The issues addressed in this article speak to both the need for policy and advocacy driven by the voices and needs of all disabled people. Intersecting aspects of identity and personhood must be accounted for in order to make spaces, especially those that deliver health care, truly accessible to all types of disabled people. SSI must be reformed so that disabled people are not kept in poverty and thereby denied access to many aspects of life, nor should they be denied access to marriage. Their right to parent must be embraced legally and socially.
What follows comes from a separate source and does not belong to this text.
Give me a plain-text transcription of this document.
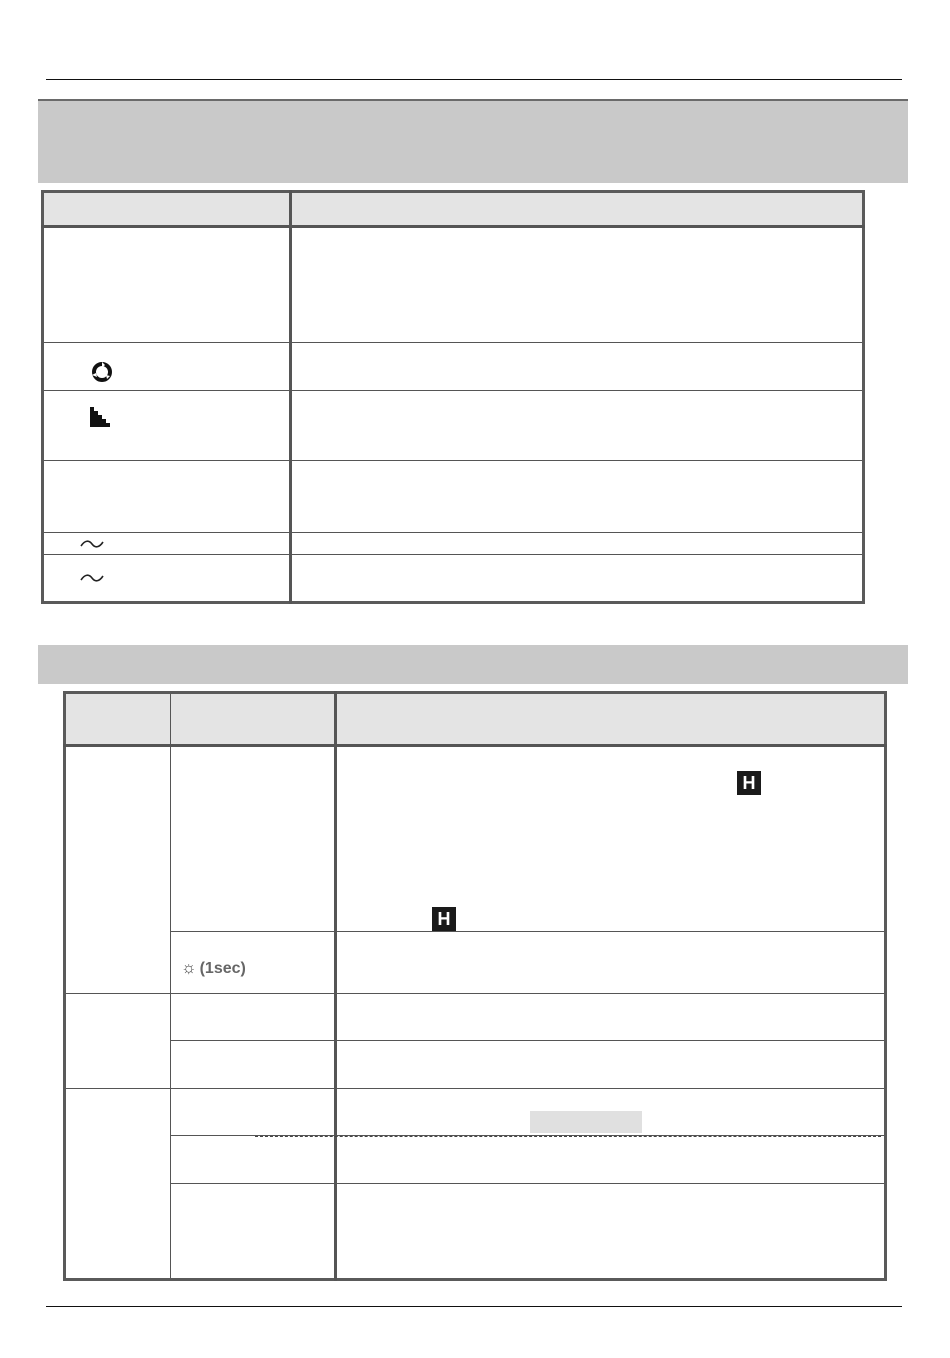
		H
H

	☼ (1sec)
Institutions and nursing facilities must be shut down, not just because the Supreme Court decided it in Olmstead, but because those with disabilities are people and deserve the recognition and protection of their basic human rights.

Much like with addressing the issue of hate crimes, law and policy must work along with community-based movement building to truly shift minds to embrace disability in the nation’s culture. It may be useful to go beyond the issues expressed in this article and think about revolutionary ways of embracing disabled people, particularly concerning sexuality and reproduction.

Certainly, all disabled people, including those in special education who are currently denied the right, should have access to sexual education—knowledge about anatomy, autonomy (including when to say “yes” and when to say “no” to sexual activity), and understanding that desire and pleasure are human rights that everyone should have regardless of whether lingually and spatially ghettoized in special education or as people with “special needs.” The term “special” is contentious because it conflates structural problems with the body.

Recognition and expression of sexual autonomy has many health benefits, including analgesic effects, hypertension reduction, and increased relaxation. Many of these positive effects actually can counteract some of the negative impacts associated with ableism or other forms of discrimination.